Suddenly the air around me went from sauna to refrigerator, and was happy as I walked through the large twisting cave with other tourists. Cold water dripped from the ceiling and I got the distinct feeling I might be walking into a layer of dragons or goblins. Voices echoed, and girl friends clung to boy friends and giggled. Dim lights illuminated the walk way and lava formations highlighted...

At the end of the tunnel was a large lava limb stretching from the ceiling to floor and highlighted by colorful lights that changed psychedelically in an unmistakablely Korean style.

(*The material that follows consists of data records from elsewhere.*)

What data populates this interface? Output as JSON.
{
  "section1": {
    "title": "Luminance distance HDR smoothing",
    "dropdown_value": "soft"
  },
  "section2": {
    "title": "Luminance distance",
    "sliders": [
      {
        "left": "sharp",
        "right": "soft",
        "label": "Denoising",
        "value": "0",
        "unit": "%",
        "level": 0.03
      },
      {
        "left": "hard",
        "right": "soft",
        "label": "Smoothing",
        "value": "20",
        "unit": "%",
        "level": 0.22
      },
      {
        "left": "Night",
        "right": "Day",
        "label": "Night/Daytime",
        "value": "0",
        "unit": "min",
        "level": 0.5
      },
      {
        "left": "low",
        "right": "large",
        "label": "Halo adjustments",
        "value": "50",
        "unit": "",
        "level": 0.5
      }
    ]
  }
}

High -heal clad girls navigating confidently along the frozen lava flows proved to me I was still in Korea even in the depths of the earth.


As I made my way out of the cave and hit the hot bath of air again, the chill of the caves stayed with me as I biked back down the road for many more kilometers


I pulled off at an interesting looking coffee house to find a strange little man who kept it in an early 1900s England style, who advised me I could use the shower before I sat dow .. he wasn't trying to pick up on me- I was just covered with sand sweat and sunscreen, and he had some nice leather chairs to look out for. He seemed to be an internal revolutionary with lots of books, from Che Guvera to poetry to Bill Clinton, all in Korean tho!


I took him up on the shower, and got the best egg sandwich I have ever had in Korea. This may have been the fuel to the next part of my journey, in which I finished my island circumambulation in a long, semi-delirious sprint.
Before I hit Jeju city, where I had departed from, I stopped in at a strange temple that looked like a Dharmasala stupa, strangely not built in the Korea style. I sat in the dome shaped shrine room alone for a while, recentering for the last part of the journey. There was a powerful feeling in there, and there was evidence of mass meditation practice, although I didn't meet a soul.


Staying in a public bath in pink rented pajamas as is Korean style, I sat in the hot tub there for a long time. The next day I felt reluctant to return my bike and zigzagged along the water for a while before making my way back to the shop.


They drove me to the ferry and I said g'bye to Jeju, catching a glimpse of Mount Halla for the first time through the fog... Next time maybe I’ll make the climb up.

Back on the main land I made my way to the countryside temple for a night to eat good food and talk with the people there who seem to shine perpetually, scrub the bathroom floor, and deliver oranges from the Island. It was great to be around people after the solo adventure!
Then back to Seoul for a 3-day retreat at Hwa Gye Sa, and all the dust I kicked up on the trip settled as I sat meditation with a big group of other people for 3 days. The charismatic Hyon Gak Sunim, my favorite New Jersy born monk ever was in the house, and made it special for all there.
Here's everyone at the reatreat =)
Back in Seoul now, I am missing the daily communion with nature, but I'm on to new adventures with a brand new job at a university, where the setting is pastoral compared to where I am now tho its just a 5 minute cab ride away. More on my new adventures at the college soon!!

Miss and love everyone back home and am thinking of you!